The index.number_of_shards
setting in Elasticsearch controls the number of primary shards for an index. This setting is crucial for determining how data is distributed and scaled across the cluster.
- Default Value: 1 (as of Elasticsearch 7.0; previous to that was 5)
- Possible Values: Any positive integer
- Recommendations:
- For most use cases, start with 1 shard and increase only if necessary
- Consider your data volume, query patterns, and cluster size when choosing the number of shards
- Avoid over-sharding, as it can lead to performance issues
Example
To create an index with 3 primary shards:
PUT /my_index
{
"settings": {
"index": {
"number_of_shards": 3
}
}
}
Reasons for changing the default:
- To distribute large indices across multiple nodes
- To increase write throughput by allowing parallel indexing
Effects of the change:
- Improved write performance for large datasets
- Better distribution of data across the cluster
- Potential for faster search on large indices when querying multiple shards in parallel
Common Issues and Misuses
- Over-sharding: Creating too many shards for small indices, leading to resource waste
- Under-sharding: Not enough shards for large indices, causing poor performance and scalability issues
- Changing number of shards after index creation, which is not possible and requires reindexing
Do's and Don'ts
Do's:
- Plan your shard strategy based on expected data growth
- Monitor shard size and adjust for new indices if necessary
- Use a single shard for small indices (< 50GB)
Don'ts:
- Don't create an excessive number of shards for small datasets
- Avoid changing the number of shards frequently
- Don't ignore this setting and always rely on the default
Frequently Asked Questions
Q: Can I change the number of shards after creating an index?

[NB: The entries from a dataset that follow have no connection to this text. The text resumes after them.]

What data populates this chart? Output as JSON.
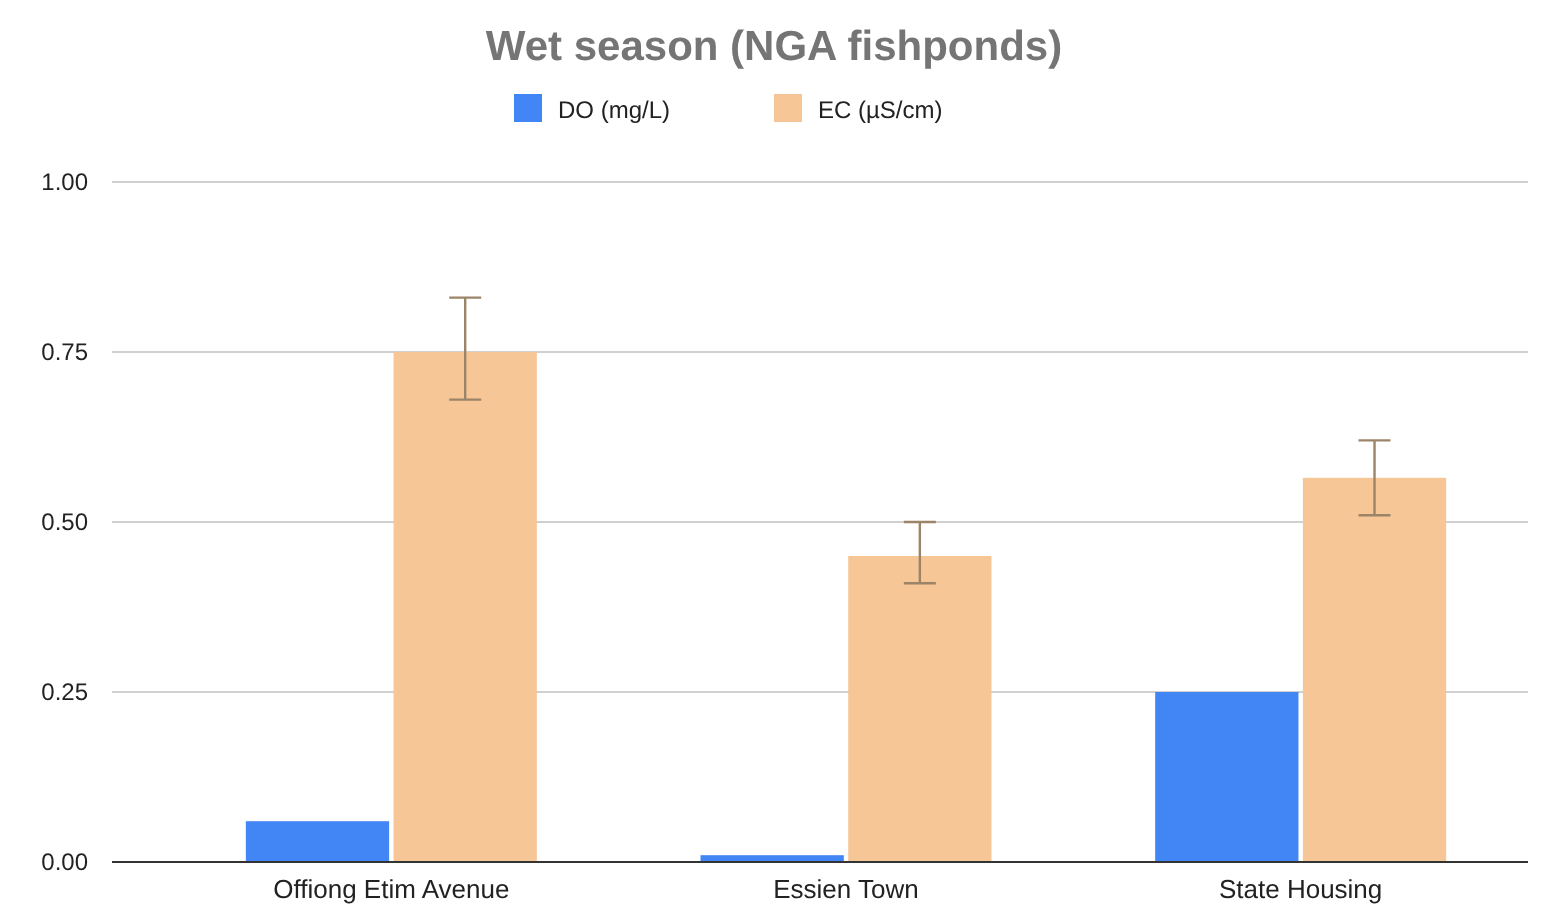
{
  "chart_data": {
    "type": "bar",
    "title": "Wet season (NGA fishponds)",
    "categories": [
      "Offiong Etim Avenue",
      "Essien Town",
      "State Housing"
    ],
    "series": [
      {
        "name": "DO (mg/L)",
        "color": "#4285f4",
        "values": [
          0.06,
          0.01,
          0.25
        ]
      },
      {
        "name": "EC (µS/cm)",
        "color": "#f6c696",
        "values": [
          0.75,
          0.45,
          0.565
        ],
        "errors": [
          [
            0.68,
            0.83
          ],
          [
            0.41,
            0.5
          ],
          [
            0.51,
            0.62
          ]
        ]
      }
    ],
    "ylim": [
      0,
      1
    ],
    "yticks": [
      {
        "value": 0,
        "label": "0.00"
      },
      {
        "value": 0.25,
        "label": "0.25"
      },
      {
        "value": 0.5,
        "label": "0.50"
      },
      {
        "value": 0.75,
        "label": "0.75"
      },
      {
        "value": 1,
        "label": "1.00"
      }
    ],
    "grid": "y",
    "legend": "top"
  }
}
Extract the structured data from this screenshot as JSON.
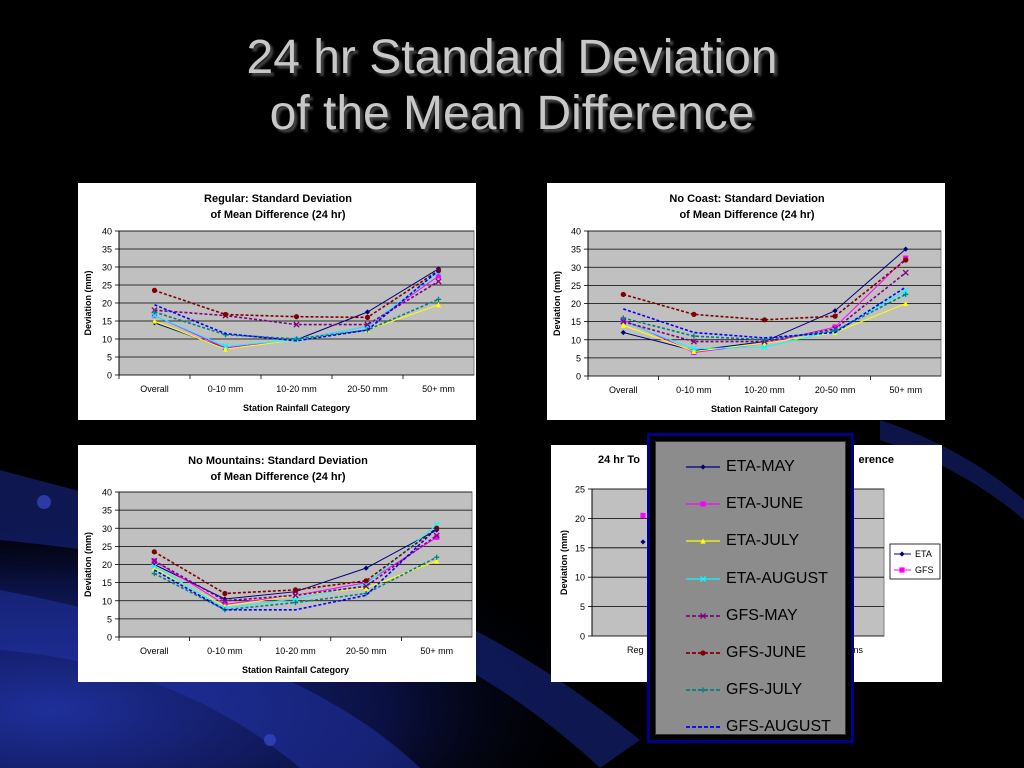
{
  "slide": {
    "title_line1": "24 hr Standard Deviation",
    "title_line2": "of the Mean Difference"
  },
  "colors": {
    "eta_may": "#000080",
    "eta_june": "#ff00ff",
    "eta_july": "#ffff00",
    "eta_august": "#00ffff",
    "gfs_may": "#800080",
    "gfs_june": "#800000",
    "gfs_july": "#008080",
    "gfs_august": "#0000ff",
    "plot_bg": "#c0c0c0"
  },
  "legend": {
    "items": [
      {
        "name": "ETA-MAY",
        "color": "#000080",
        "dash": false,
        "marker": "diamond"
      },
      {
        "name": "ETA-JUNE",
        "color": "#ff00ff",
        "dash": false,
        "marker": "square"
      },
      {
        "name": "ETA-JULY",
        "color": "#ffff00",
        "dash": false,
        "marker": "triangle"
      },
      {
        "name": "ETA-AUGUST",
        "color": "#00ffff",
        "dash": false,
        "marker": "cross"
      },
      {
        "name": "GFS-MAY",
        "color": "#800080",
        "dash": true,
        "marker": "star"
      },
      {
        "name": "GFS-JUNE",
        "color": "#800000",
        "dash": true,
        "marker": "circle"
      },
      {
        "name": "GFS-JULY",
        "color": "#008080",
        "dash": true,
        "marker": "plus"
      },
      {
        "name": "GFS-AUGUST",
        "color": "#0000ff",
        "dash": true,
        "marker": "none"
      }
    ]
  },
  "chart_data": [
    {
      "type": "line",
      "title": "Regular:  Standard Deviation",
      "title2": "of Mean Difference (24 hr)",
      "xlabel": "Station Rainfall Category",
      "ylabel": "Deviation (mm)",
      "ylim": [
        0,
        40
      ],
      "yticks": [
        "0",
        "5",
        "10",
        "15",
        "20",
        "25",
        "30",
        "35",
        "40"
      ],
      "categories": [
        "Overall",
        "0-10 mm",
        "10-20 mm",
        "20-50 mm",
        "50+ mm"
      ],
      "grid": true,
      "series": [
        {
          "name": "ETA-MAY",
          "values": [
            14.5,
            7.5,
            9.8,
            17.5,
            29.5
          ]
        },
        {
          "name": "ETA-JUNE",
          "values": [
            16.5,
            7.5,
            9.8,
            13.5,
            27.5
          ]
        },
        {
          "name": "ETA-JULY",
          "values": [
            15,
            7.2,
            9.8,
            12.5,
            19.5
          ]
        },
        {
          "name": "ETA-AUGUST",
          "values": [
            16.5,
            8,
            9.8,
            13.5,
            28.5
          ]
        },
        {
          "name": "GFS-MAY",
          "values": [
            18,
            16.5,
            14,
            14,
            26
          ]
        },
        {
          "name": "GFS-JUNE",
          "values": [
            23.5,
            16.8,
            16.2,
            16,
            29
          ]
        },
        {
          "name": "GFS-JULY",
          "values": [
            17.5,
            11.2,
            10,
            12.5,
            21
          ]
        },
        {
          "name": "GFS-AUGUST",
          "values": [
            19.5,
            11.5,
            9.5,
            12.5,
            29
          ]
        }
      ]
    },
    {
      "type": "line",
      "title": "No Coast:  Standard Deviation",
      "title2": "of Mean Difference (24 hr)",
      "xlabel": "Station Rainfall Category",
      "ylabel": "Deviation (mm)",
      "ylim": [
        0,
        40
      ],
      "yticks": [
        "0",
        "5",
        "10",
        "15",
        "20",
        "25",
        "30",
        "35",
        "40"
      ],
      "categories": [
        "Overall",
        "0-10 mm",
        "10-20 mm",
        "20-50 mm",
        "50+ mm"
      ],
      "grid": true,
      "series": [
        {
          "name": "ETA-MAY",
          "values": [
            12,
            7,
            9.5,
            18,
            35
          ]
        },
        {
          "name": "ETA-JUNE",
          "values": [
            15.5,
            6.5,
            9,
            13.5,
            32.5
          ]
        },
        {
          "name": "ETA-JULY",
          "values": [
            14,
            6.8,
            9,
            12,
            20
          ]
        },
        {
          "name": "ETA-AUGUST",
          "values": [
            15,
            7.5,
            8,
            12.5,
            23.5
          ]
        },
        {
          "name": "GFS-MAY",
          "values": [
            15,
            9.5,
            9.5,
            13,
            28.5
          ]
        },
        {
          "name": "GFS-JUNE",
          "values": [
            22.5,
            17,
            15.5,
            16.5,
            32
          ]
        },
        {
          "name": "GFS-JULY",
          "values": [
            16,
            11,
            10,
            12.5,
            22.5
          ]
        },
        {
          "name": "GFS-AUGUST",
          "values": [
            18.5,
            12,
            10.5,
            12,
            24.5
          ]
        }
      ]
    },
    {
      "type": "line",
      "title": "No Mountains:  Standard Deviation",
      "title2": "of Mean Difference (24 hr)",
      "xlabel": "Station Rainfall Category",
      "ylabel": "Deviation (mm)",
      "ylim": [
        0,
        40
      ],
      "yticks": [
        "0",
        "5",
        "10",
        "15",
        "20",
        "25",
        "30",
        "35",
        "40"
      ],
      "categories": [
        "Overall",
        "0-10 mm",
        "10-20 mm",
        "20-50 mm",
        "50+ mm"
      ],
      "grid": true,
      "series": [
        {
          "name": "ETA-MAY",
          "values": [
            20,
            10.5,
            12.5,
            19,
            29.5
          ]
        },
        {
          "name": "ETA-JUNE",
          "values": [
            21,
            9,
            11.5,
            15,
            27.5
          ]
        },
        {
          "name": "ETA-JULY",
          "values": [
            19,
            8.5,
            11.5,
            13.5,
            21
          ]
        },
        {
          "name": "ETA-AUGUST",
          "values": [
            19.5,
            8,
            10.5,
            14.5,
            31
          ]
        },
        {
          "name": "GFS-MAY",
          "values": [
            21,
            10,
            11.5,
            14,
            28
          ]
        },
        {
          "name": "GFS-JUNE",
          "values": [
            23.5,
            12,
            13,
            15.5,
            30
          ]
        },
        {
          "name": "GFS-JULY",
          "values": [
            17.5,
            7.5,
            9.5,
            12,
            22
          ]
        },
        {
          "name": "GFS-AUGUST",
          "values": [
            18.5,
            7.5,
            7.5,
            11.5,
            30
          ]
        }
      ]
    },
    {
      "type": "line",
      "title": "24 hr To",
      "title_right": "erence",
      "ylabel": "Deviation (mm)",
      "ylim": [
        0,
        25
      ],
      "yticks": [
        "0",
        "5",
        "10",
        "15",
        "20",
        "25"
      ],
      "x_left_label": "Reg",
      "x_right_label": "ns",
      "grid": true,
      "legend_position": "right",
      "series": [
        {
          "name": "ETA",
          "marker": "diamond",
          "color": "#000080",
          "values": [
            16
          ]
        },
        {
          "name": "GFS",
          "marker": "square",
          "color": "#ff00ff",
          "values": [
            20.5
          ]
        }
      ]
    }
  ]
}
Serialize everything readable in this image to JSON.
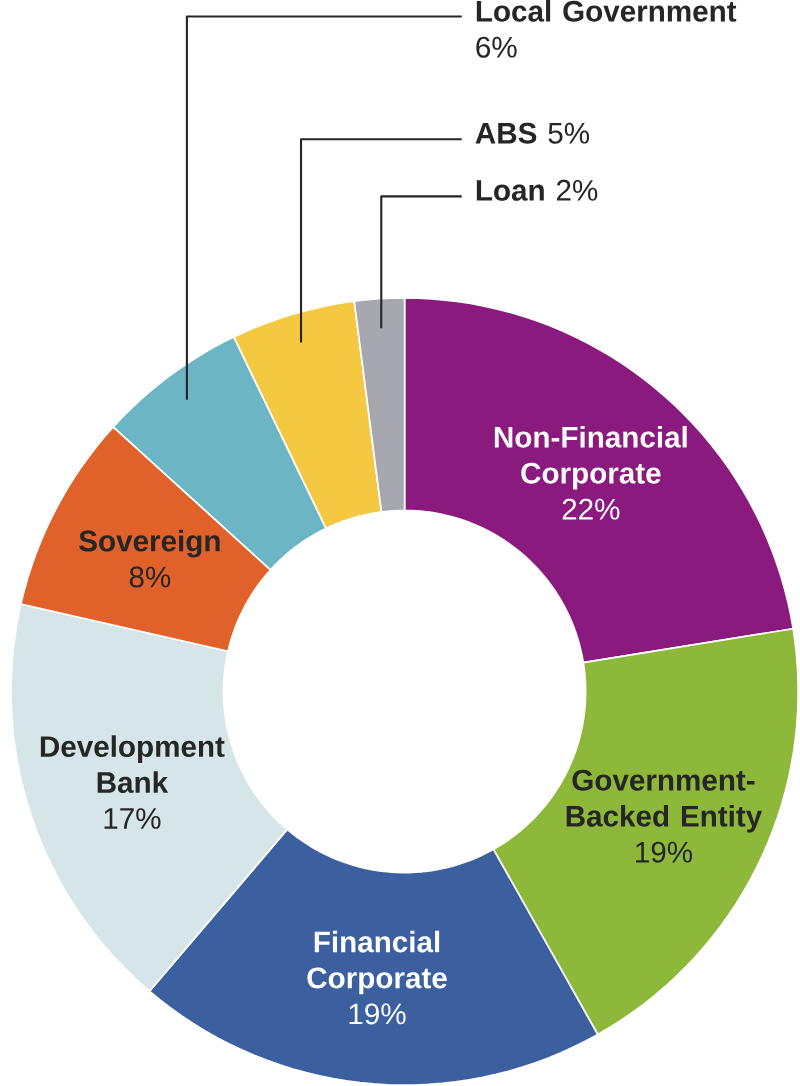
{
  "chart_data": {
    "type": "donut",
    "categories": [
      "Non-Financial Corporate",
      "Government-Backed Entity",
      "Financial Corporate",
      "Development Bank",
      "Sovereign",
      "Local Government",
      "ABS",
      "Loan"
    ],
    "values": [
      22,
      19,
      19,
      17,
      8,
      6,
      5,
      2
    ],
    "value_labels": [
      "22%",
      "19%",
      "19%",
      "17%",
      "8%",
      "6%",
      "5%",
      "2%"
    ],
    "colors": [
      "#8b1a7f",
      "#8db83a",
      "#3c5fa0",
      "#d6e6e8",
      "#e0622a",
      "#6bb5c4",
      "#f5c842",
      "#a7a7b0"
    ]
  }
}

A: No, the number of primary shards cannot be changed after index creation. You would need to reindex your data into a new index with the desired number of shards.
Q: How do I determine the optimal number of shards for my index?
A: Consider factors such as the size of your data, expected growth, query patterns, and available hardware. A general rule is to aim for shard sizes between 10GB and 50GB.
Q: Does increasing the number of shards always improve performance?
A: Not necessarily. While more shards can improve write performance and allow for better distribution, too many shards can lead to overhead and decreased performance, especially for search operations.
Q: How does the number of shards affect cluster stability?
A: Having too many shards can strain cluster resources, particularly memory, and may lead to slower cluster state updates. It's important to balance the number of shards with your cluster's capacity.
Q: Is there a maximum limit to the number of shards I can have?
A: While there's no hard limit, Elasticsearch recommends keeping the number of shards per node below 1000. The total number of shards in the cluster should be considered in relation to available resources and performance requirements.